As the foam core now has to provide both vibration dampening and comfort, it has to be considerably thicker than a foam used in a conventional seat. To give an equivalent performance, the first generation of full foam seats generally needed a foam core thickness of approximately 13 cm. However, to achieve maximum design freedom and reduce the cost impact of the increased material usage, volumes need to be significantly reduced.
The target for the concept seat is to reduce the foam core thickness by 46%, to 7 cm. To achieve this, ICI has been studying the effect of this reduction on two key factors, foam durability and long term occupant comfort. This required special testing methods to be developed from the techniques used to improve conventional seating PU foams.
Dynamic creep testing allows the physical change that occurs to the foam under driving conditions to be determined. Energy generated from prolonged vibrations of the occupant results in the foam losing height and hardness. Under certain conditions, this deformation can result in permanent damage to the foam structure.
Tests have shown that minimising the elastic modulus change and creep rate over time and a range of climatic conditions improves comfort, reduces fatigue and can allow a reduction in foam thickness. These findings have been confirmed by a number of global seat manufacturers, who have conducted subjective laboratory tests using real people.
Ball Rebound Testing
Ball rebound testing has become an automotive industry standard in Japan for evaluating and specifying seating comfort.
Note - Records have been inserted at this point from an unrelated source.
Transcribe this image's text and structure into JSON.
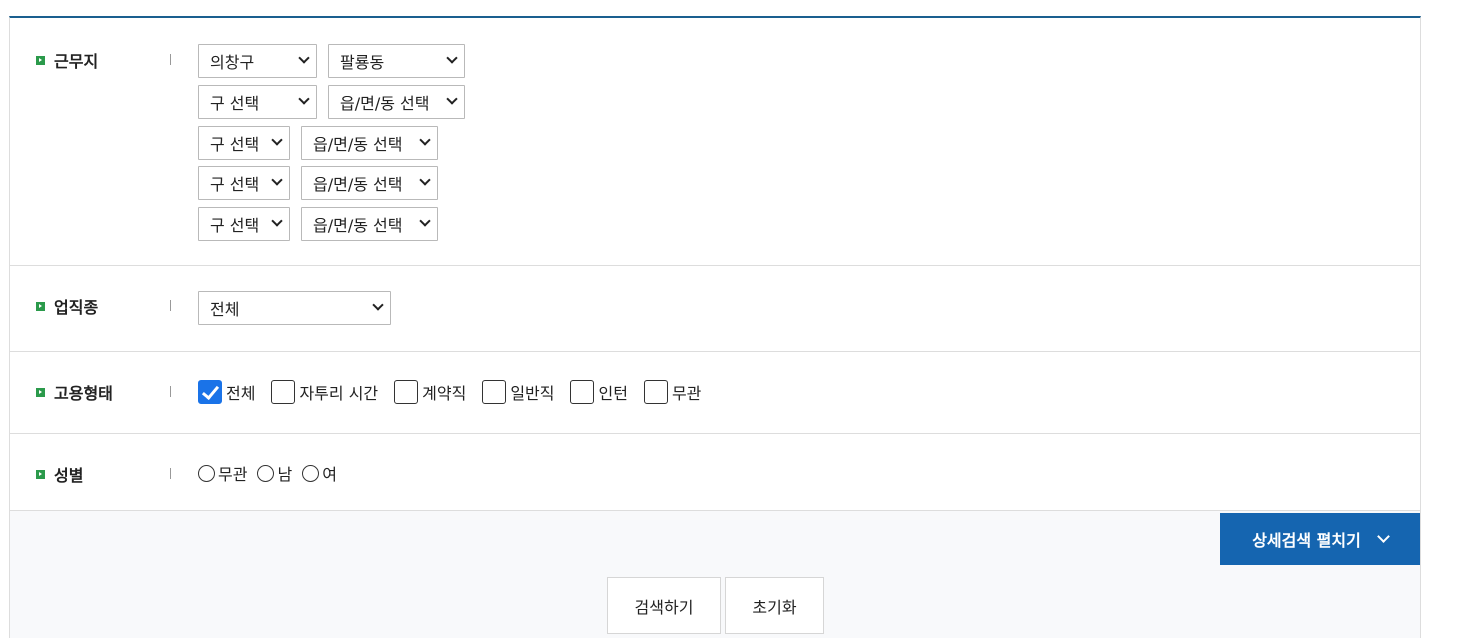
{
  "work_location": {
    "label": "근무지",
    "rows": [
      {
        "district": "의창구",
        "town": "팔룡동"
      },
      {
        "district": "구 선택",
        "town": "읍/면/동 선택"
      },
      {
        "district": "구 선택",
        "town": "읍/면/동 선택"
      },
      {
        "district": "구 선택",
        "town": "읍/면/동 선택"
      },
      {
        "district": "구 선택",
        "town": "읍/면/동 선택"
      }
    ]
  },
  "job_type": {
    "label": "업직종",
    "value": "전체"
  },
  "employment": {
    "label": "고용형태",
    "options": [
      {
        "label": "전체",
        "checked": true
      },
      {
        "label": "자투리 시간",
        "checked": false
      },
      {
        "label": "계약직",
        "checked": false
      },
      {
        "label": "일반직",
        "checked": false
      },
      {
        "label": "인턴",
        "checked": false
      },
      {
        "label": "무관",
        "checked": false
      }
    ]
  },
  "gender": {
    "label": "성별",
    "options": [
      "무관",
      "남",
      "여"
    ]
  },
  "actions": {
    "expand_label": "상세검색 펼치기",
    "search_label": "검색하기",
    "reset_label": "초기화"
  },
  "colors": {
    "accent": "#1565b0",
    "bullet": "#2b9a4b",
    "checkbox_on": "#1a73e8",
    "top_border": "#1a5f8f"
  },
  "icons": {
    "bullet": "green-square-arrow-icon",
    "select_arrow": "chevron-down-icon",
    "expand_arrow": "chevron-down-icon"
  }
}
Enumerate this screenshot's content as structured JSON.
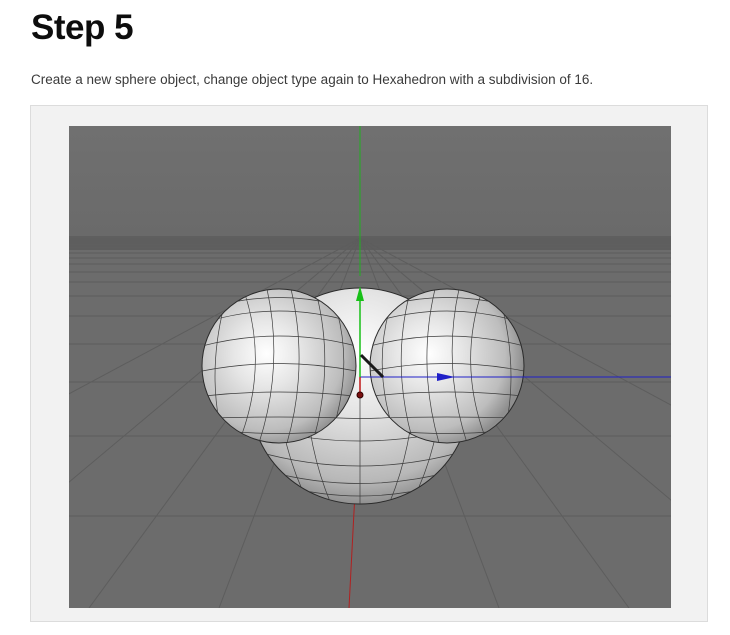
{
  "step": {
    "title": "Step 5",
    "description": "Create a new sphere object, change object type again to Hexahedron with a subdivision of 16."
  },
  "viewport": {
    "background_color": "#6e6e6e",
    "floor_grid_color": "#606060",
    "horizon_color": "#5c5c5c",
    "axis_colors": {
      "x": "#2020c8",
      "y": "#18c018",
      "z": "#c01818"
    },
    "objects": [
      "sphere-hexahedron-bottom",
      "sphere-hexahedron-left",
      "sphere-hexahedron-right"
    ],
    "object_type": "Hexahedron",
    "subdivision": 16
  }
}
The test is designed for analysis over a short time period and only provides an indication of static comfort or ‘showroom feel’. To give a true representation of sustained ride comfort, analysis of dynamic performance is required.
Conventional ball rebound theory states that, to retain comfort levels, thinner seats require higher ball rebound (foam ‘springiness’) values. ICI's latest research, however, considers the time dependent behaviour of seating foams and shows that seats exhibiting relatively low rebound performance can still give a high comfort ride, even under varying climatic conditions.
The company’s latest range of seating technologies has been designed to achieve optimal comfort at minimal densities, both initially and over time, under the most stringent conditions of varying temperature and humidity. They demonstrate that the net reduction in weight brought about b reducing the seat thickness outweighs an increase in density necessary to control foam performance, therefore offering seat manufacturer the potential for significant cost savings.
As these mathematical models and testing procedures are further developed, refined and combined with the advances in PU formulation technology, so the concept seat strategy will allow further improvements in comfort at ever low foam volumes and seat thickness.
The concept seat strategy combines many aspects of automotive design that are critical to vehicle manufacturers. It embraces the continuing need for reducing production costs, the need to increase the durability of the vehicle and the need to meet the demands of an increasingly sophisticated customer.
The concept seat, however, is not purely a notion around which production costs and speed to market times can be reduced. It embraces wide concerns on recycling and reducing the environmental impact of manufacturing processes.
The concept seat increases opportunities of component integration, which reduces component cost, reduces assembly time and improve the efficiency of recycling operations. Reduced foam volumes will reduce the consumption of base materials and increase the energy efficiency of production operations. The underlying research, although in its infancy, is already yielding extremely valuable information from which the benefits are only just beginning to be felt.